Custom 2d convolution accuracy issue

I’ve been trying to build a custom channel-wise convolution operation with multiplication and sum operation so that I can alter the bit-precision during the convolution process.
(I’ve checked several forum articles and all of them told me I should build it with unfold and fold functions.)

But when I replace the torch.nn.conv2d function with my code
There is no error but accuracy seems to degrade a lot
I’m completely new to python and pytorch, and only know basics about neural network so I can’t find what mistakes I made. :cry:

Can anyone please help? I would really appreciate any help.
Also, if there is any tips to save gpu usage I would also appreciate it very much, since my code seems to consume tons of memory so I had to cut the batch size and it’s taking forever to see the results. :sob:

class Conv2DFunctionCustom(Function):
    def forward(ctx, input, weight, bias=None, stride=1, padding=0, dilation=1, groups=1):
        ctx.save_for_backward(input, weight, bias)
        ctx.stride, ctx.padding, ctx.dilation, ctx.groups = stride, padding, dilation, groups

        zeropad = nn.ZeroPad2d(ctx.padding[0])
        batch_size = len(input)
        input_channel = len(input[0])
        input_size = len(input[0][0])
        ochannel = len(weight)
        ichannel = len(weight[0])
        kernel_size = len(weight[0][0])
        if padding:
            inp_pad = zeropad(input)
            inp_pad = input

        input_unfold = torch.nn.functional.unfold(inp_pad, kernel_size).transpose(1, 2)

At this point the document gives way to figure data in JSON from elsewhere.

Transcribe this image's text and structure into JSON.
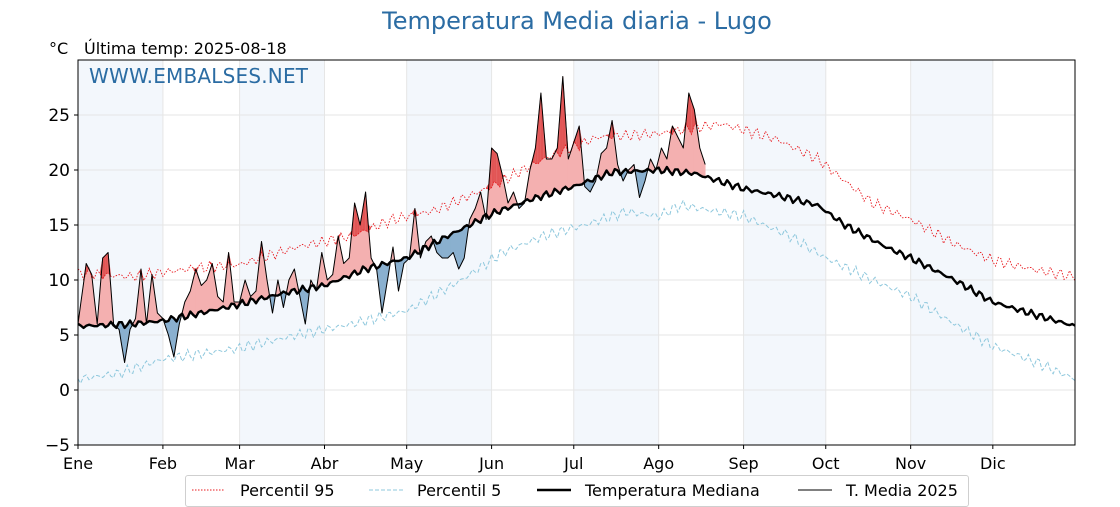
{
  "page": {
    "title": "Temperatura Media diaria - Lugo",
    "unit": "°C",
    "last_temp": "Última temp: 2025-08-18",
    "watermark": "WWW.EMBALSES.NET"
  },
  "chart_data": {
    "type": "line",
    "title": "Temperatura Media diaria - Lugo",
    "ylabel": "°C",
    "ylim": [
      -5,
      30
    ],
    "xlim": [
      0,
      364
    ],
    "yticks": [
      -5,
      0,
      5,
      10,
      15,
      20,
      25
    ],
    "ytick_labels": [
      "−5",
      "0",
      "5",
      "10",
      "15",
      "20",
      "25"
    ],
    "months": [
      "Ene",
      "Feb",
      "Mar",
      "Abr",
      "May",
      "Jun",
      "Jul",
      "Ago",
      "Sep",
      "Oct",
      "Nov",
      "Dic"
    ],
    "month_start_days": [
      0,
      31,
      59,
      90,
      120,
      151,
      181,
      212,
      243,
      273,
      304,
      334
    ],
    "grid": true,
    "legend_position": "bottom",
    "last_day": 229,
    "colors": {
      "p95": "#e8191e",
      "p5": "#8fc8dd",
      "median": "#000000",
      "actual": "#000000",
      "above_fill": "#f4b0b0",
      "above_peak": "#e25555",
      "below_fill": "#8ab0cf",
      "month_band": "#f3f7fc"
    },
    "series": [
      {
        "name": "Percentil 95",
        "style": "dotted",
        "anchors": [
          [
            0,
            10.6
          ],
          [
            20,
            10.3
          ],
          [
            40,
            11.0
          ],
          [
            59,
            11.4
          ],
          [
            80,
            13.0
          ],
          [
            100,
            14.0
          ],
          [
            115,
            15.5
          ],
          [
            130,
            16.3
          ],
          [
            151,
            18.5
          ],
          [
            170,
            21.0
          ],
          [
            190,
            23.0
          ],
          [
            212,
            23.3
          ],
          [
            235,
            24.2
          ],
          [
            255,
            22.8
          ],
          [
            270,
            21.0
          ],
          [
            290,
            17.0
          ],
          [
            304,
            15.5
          ],
          [
            320,
            13.3
          ],
          [
            334,
            11.8
          ],
          [
            350,
            10.9
          ],
          [
            364,
            10.3
          ]
        ]
      },
      {
        "name": "Percentil 5",
        "style": "dashed",
        "anchors": [
          [
            0,
            1.0
          ],
          [
            15,
            1.5
          ],
          [
            31,
            2.8
          ],
          [
            59,
            3.8
          ],
          [
            80,
            5.0
          ],
          [
            100,
            6.0
          ],
          [
            120,
            7.2
          ],
          [
            140,
            10.0
          ],
          [
            155,
            12.5
          ],
          [
            170,
            14.0
          ],
          [
            185,
            15.0
          ],
          [
            200,
            16.2
          ],
          [
            212,
            15.8
          ],
          [
            220,
            16.8
          ],
          [
            243,
            15.8
          ],
          [
            260,
            14.0
          ],
          [
            273,
            12.0
          ],
          [
            290,
            10.0
          ],
          [
            304,
            8.5
          ],
          [
            320,
            6.0
          ],
          [
            334,
            4.0
          ],
          [
            350,
            2.5
          ],
          [
            364,
            1.0
          ]
        ]
      },
      {
        "name": "Temperatura Mediana",
        "style": "thick",
        "anchors": [
          [
            0,
            5.8
          ],
          [
            20,
            6.0
          ],
          [
            31,
            6.3
          ],
          [
            45,
            7.0
          ],
          [
            59,
            7.8
          ],
          [
            75,
            8.8
          ],
          [
            90,
            9.5
          ],
          [
            105,
            11.0
          ],
          [
            120,
            12.0
          ],
          [
            135,
            14.0
          ],
          [
            151,
            16.0
          ],
          [
            165,
            17.3
          ],
          [
            181,
            18.5
          ],
          [
            195,
            19.8
          ],
          [
            212,
            20.0
          ],
          [
            225,
            19.7
          ],
          [
            243,
            18.3
          ],
          [
            255,
            17.7
          ],
          [
            270,
            16.8
          ],
          [
            280,
            15.0
          ],
          [
            295,
            13.0
          ],
          [
            304,
            12.0
          ],
          [
            320,
            10.0
          ],
          [
            334,
            8.0
          ],
          [
            350,
            6.8
          ],
          [
            364,
            5.8
          ]
        ]
      },
      {
        "name": "T. Media 2025",
        "style": "thin",
        "anchors": [
          [
            0,
            6.0
          ],
          [
            3,
            11.5
          ],
          [
            5,
            10.5
          ],
          [
            7,
            6.0
          ],
          [
            9,
            12.0
          ],
          [
            11,
            12.5
          ],
          [
            13,
            6.0
          ],
          [
            15,
            5.5
          ],
          [
            17,
            2.5
          ],
          [
            19,
            5.5
          ],
          [
            21,
            6.5
          ],
          [
            23,
            11.0
          ],
          [
            25,
            6.0
          ],
          [
            27,
            10.5
          ],
          [
            29,
            7.0
          ],
          [
            31,
            6.5
          ],
          [
            33,
            5.0
          ],
          [
            35,
            3.0
          ],
          [
            37,
            6.0
          ],
          [
            39,
            8.0
          ],
          [
            41,
            9.0
          ],
          [
            43,
            11.0
          ],
          [
            45,
            9.5
          ],
          [
            47,
            10.0
          ],
          [
            49,
            11.5
          ],
          [
            51,
            8.5
          ],
          [
            53,
            8.0
          ],
          [
            55,
            12.5
          ],
          [
            57,
            8.0
          ],
          [
            59,
            8.0
          ],
          [
            61,
            10.0
          ],
          [
            63,
            8.5
          ],
          [
            65,
            9.0
          ],
          [
            67,
            13.5
          ],
          [
            69,
            10.0
          ],
          [
            71,
            7.0
          ],
          [
            73,
            10.0
          ],
          [
            75,
            7.5
          ],
          [
            77,
            10.0
          ],
          [
            79,
            11.0
          ],
          [
            81,
            8.5
          ],
          [
            83,
            6.0
          ],
          [
            85,
            10.0
          ],
          [
            87,
            9.0
          ],
          [
            89,
            12.5
          ],
          [
            91,
            10.0
          ],
          [
            93,
            10.5
          ],
          [
            95,
            14.0
          ],
          [
            97,
            11.5
          ],
          [
            99,
            12.0
          ],
          [
            101,
            17.0
          ],
          [
            103,
            15.0
          ],
          [
            105,
            18.0
          ],
          [
            107,
            12.0
          ],
          [
            109,
            11.0
          ],
          [
            111,
            7.0
          ],
          [
            113,
            10.0
          ],
          [
            115,
            13.0
          ],
          [
            117,
            9.0
          ],
          [
            119,
            11.5
          ],
          [
            121,
            12.0
          ],
          [
            123,
            16.5
          ],
          [
            125,
            12.0
          ],
          [
            127,
            13.5
          ],
          [
            129,
            14.0
          ],
          [
            131,
            12.5
          ],
          [
            133,
            12.0
          ],
          [
            135,
            12.0
          ],
          [
            137,
            12.5
          ],
          [
            139,
            11.0
          ],
          [
            141,
            12.0
          ],
          [
            143,
            15.5
          ],
          [
            145,
            16.5
          ],
          [
            147,
            18.0
          ],
          [
            149,
            15.5
          ],
          [
            151,
            22.0
          ],
          [
            153,
            21.5
          ],
          [
            155,
            19.5
          ],
          [
            157,
            17.0
          ],
          [
            159,
            18.0
          ],
          [
            161,
            16.5
          ],
          [
            163,
            17.0
          ],
          [
            165,
            20.0
          ],
          [
            167,
            22.0
          ],
          [
            169,
            27.0
          ],
          [
            171,
            21.0
          ],
          [
            173,
            21.0
          ],
          [
            175,
            22.0
          ],
          [
            177,
            28.5
          ],
          [
            179,
            21.0
          ],
          [
            181,
            22.5
          ],
          [
            183,
            24.0
          ],
          [
            185,
            18.5
          ],
          [
            187,
            18.0
          ],
          [
            189,
            19.0
          ],
          [
            191,
            21.5
          ],
          [
            193,
            22.0
          ],
          [
            195,
            24.5
          ],
          [
            197,
            20.5
          ],
          [
            199,
            19.0
          ],
          [
            201,
            20.0
          ],
          [
            203,
            20.5
          ],
          [
            205,
            17.5
          ],
          [
            207,
            19.0
          ],
          [
            209,
            21.0
          ],
          [
            211,
            20.0
          ],
          [
            213,
            22.0
          ],
          [
            215,
            21.0
          ],
          [
            217,
            24.0
          ],
          [
            219,
            23.0
          ],
          [
            221,
            22.0
          ],
          [
            223,
            27.0
          ],
          [
            225,
            25.5
          ],
          [
            227,
            22.0
          ],
          [
            229,
            20.5
          ]
        ]
      }
    ]
  },
  "legend": {
    "p95": "Percentil 95",
    "p5": "Percentil 5",
    "median": "Temperatura Mediana",
    "actual": "T. Media 2025"
  }
}
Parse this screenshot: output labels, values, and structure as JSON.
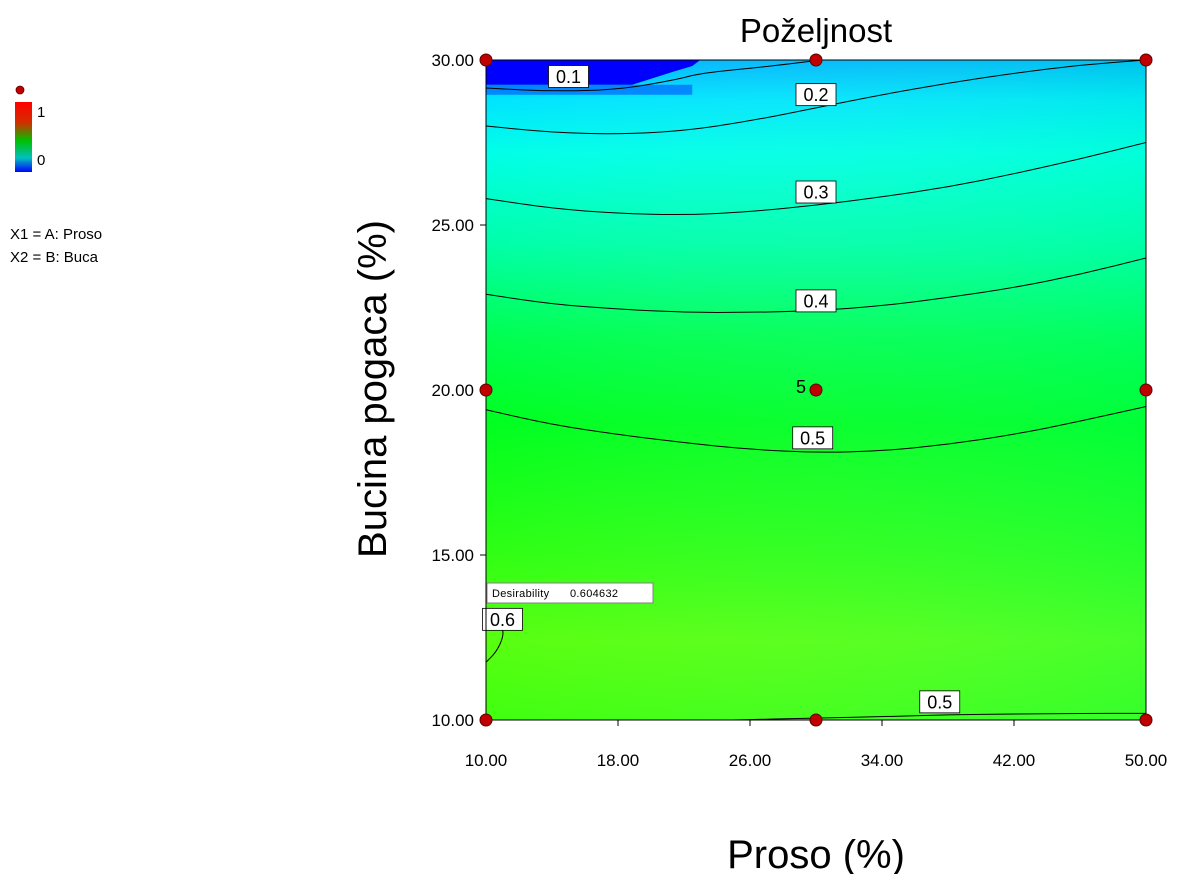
{
  "legend": {
    "max_label": "1",
    "min_label": "0",
    "max_color": "#ff2020",
    "min_color": "#0000ff",
    "factor_lines": [
      "X1 = A: Proso",
      "X2 = B: Buca"
    ],
    "marker_icon": "design-point-dot"
  },
  "tooltip": {
    "label": "Desirability",
    "value": "0.604632"
  },
  "colors": {
    "low": "#0000ff",
    "mid_low": "#00ffff",
    "mid": "#00ff20",
    "high": "#60ff10",
    "point_fill": "#c00000",
    "contour_line": "#000000"
  },
  "chart_data": {
    "type": "heatmap",
    "title": "Poželjnost",
    "xlabel": "Proso (%)",
    "ylabel": "Bucina pogaca (%)",
    "xlim": [
      10,
      50
    ],
    "ylim": [
      10,
      30
    ],
    "x_ticks": [
      "10.00",
      "18.00",
      "26.00",
      "34.00",
      "42.00",
      "50.00"
    ],
    "y_ticks": [
      "10.00",
      "15.00",
      "20.00",
      "25.00",
      "30.00"
    ],
    "contours": [
      {
        "level": "0.1",
        "points": [
          [
            10,
            29.15
          ],
          [
            14,
            29.05
          ],
          [
            18,
            29.1
          ],
          [
            21.5,
            29.4
          ],
          [
            23,
            29.6
          ],
          [
            27,
            29.8
          ],
          [
            30,
            29.98
          ]
        ],
        "label_at": [
          15,
          29.5
        ]
      },
      {
        "level": "0.2",
        "points": [
          [
            10,
            28.0
          ],
          [
            14,
            27.8
          ],
          [
            18,
            27.75
          ],
          [
            22,
            27.85
          ],
          [
            26,
            28.15
          ],
          [
            30,
            28.55
          ],
          [
            34,
            28.95
          ],
          [
            38,
            29.3
          ],
          [
            42,
            29.6
          ],
          [
            46,
            29.85
          ],
          [
            50,
            30.0
          ]
        ],
        "label_at": [
          30,
          28.95
        ]
      },
      {
        "level": "0.3",
        "points": [
          [
            10,
            25.8
          ],
          [
            14,
            25.5
          ],
          [
            18,
            25.35
          ],
          [
            22,
            25.3
          ],
          [
            26,
            25.4
          ],
          [
            30,
            25.6
          ],
          [
            34,
            25.85
          ],
          [
            38,
            26.15
          ],
          [
            42,
            26.55
          ],
          [
            46,
            27.0
          ],
          [
            50,
            27.5
          ]
        ],
        "label_at": [
          30,
          26.0
        ]
      },
      {
        "level": "0.4",
        "points": [
          [
            10,
            22.9
          ],
          [
            14,
            22.6
          ],
          [
            18,
            22.45
          ],
          [
            22,
            22.35
          ],
          [
            26,
            22.35
          ],
          [
            30,
            22.4
          ],
          [
            34,
            22.55
          ],
          [
            38,
            22.8
          ],
          [
            42,
            23.1
          ],
          [
            46,
            23.5
          ],
          [
            50,
            24.0
          ]
        ],
        "label_at": [
          30,
          22.7
        ]
      },
      {
        "level": "0.5",
        "points": [
          [
            10,
            19.4
          ],
          [
            14,
            18.95
          ],
          [
            18,
            18.65
          ],
          [
            22,
            18.4
          ],
          [
            26,
            18.2
          ],
          [
            30,
            18.1
          ],
          [
            34,
            18.15
          ],
          [
            38,
            18.35
          ],
          [
            42,
            18.65
          ],
          [
            46,
            19.05
          ],
          [
            50,
            19.5
          ]
        ],
        "label_at": [
          29.8,
          18.55
        ]
      },
      {
        "level": "0.5",
        "points": [
          [
            25,
            10.0
          ],
          [
            30,
            10.06
          ],
          [
            34,
            10.1
          ],
          [
            38,
            10.16
          ],
          [
            42,
            10.18
          ],
          [
            46,
            10.2
          ],
          [
            50,
            10.2
          ]
        ],
        "label_at": [
          37.5,
          10.55
        ]
      },
      {
        "level": "0.6",
        "points": [
          [
            10,
            11.75
          ],
          [
            10.6,
            12.05
          ],
          [
            11,
            12.45
          ],
          [
            11.05,
            12.75
          ],
          [
            10.7,
            13.0
          ],
          [
            10,
            13.15
          ]
        ],
        "label_at": [
          11.0,
          13.05
        ]
      }
    ],
    "design_points": [
      {
        "x": 10,
        "y": 30
      },
      {
        "x": 30,
        "y": 30
      },
      {
        "x": 50,
        "y": 30
      },
      {
        "x": 10,
        "y": 20
      },
      {
        "x": 30,
        "y": 20,
        "label": "5"
      },
      {
        "x": 50,
        "y": 20
      },
      {
        "x": 10,
        "y": 10
      },
      {
        "x": 30,
        "y": 10
      },
      {
        "x": 50,
        "y": 10
      }
    ],
    "low_region": {
      "x": [
        10,
        22.5
      ],
      "y": [
        29.25,
        30
      ],
      "value": "0.0"
    }
  }
}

        if input_channel < 256:
            input_unfold = input_unfold.unfold(2,input_channel,input_channel)[None,:]
            input_unfold = input_unfold.unfold(2,256,256)[None,:]

        weight_unfold = weight.view(weight.size(0), -1)

        if input_channel < 256:
            weight_unfold = weight_unfold.unfold(1,ichannel,ichannel)[:,None,None]
            weight_unfold = weight_unfold.unfold(1,256,256)[:,None,None]
        mac = input_unfold * weight_unfold
        mac = torch.sum(mac, dim=4)
        mac = torch.sum(mac, dim=3)
        out = torch.nn.functional.fold(mac, (input_size, input_size), (1, 1)).transpose(0,1)

        return out

    def backward(ctx, grad_output):

        input, weight, bias = ctx.saved_tensors
        stride, padding, dilation, groups = ctx.stride, ctx.padding, ctx.dilation, ctx.groups
        grad_input = grad_weight = grad_weight = grad_input = grad_bias = grad_stride = grad_padding = grad_dilation = grad_groups = None
        if ctx.needs_input_grad[1]:
            grad_input = torch.nn.grad.conv2d_input(input.shape, weight, grad_output, stride, padding, dilation, groups)
        if ctx.needs_input_grad[2]:
            grad_weight = torch.nn.grad.conv2d_weight(input, weight.shape, grad_output, stride, padding, dilation, groups)

        return grad_input, grad_weight, grad_input, grad_weight, grad_bias, grad_stride, grad_padding, grad_dilation, grad_groups

Did you compare the forward and backward implementation to the PyTorch implementations and did you see any issues?
The forward could be checked by calculating the abs().max() error of the outputs, while torch.autograd.gradcheck might be helpful to check the backward implementation.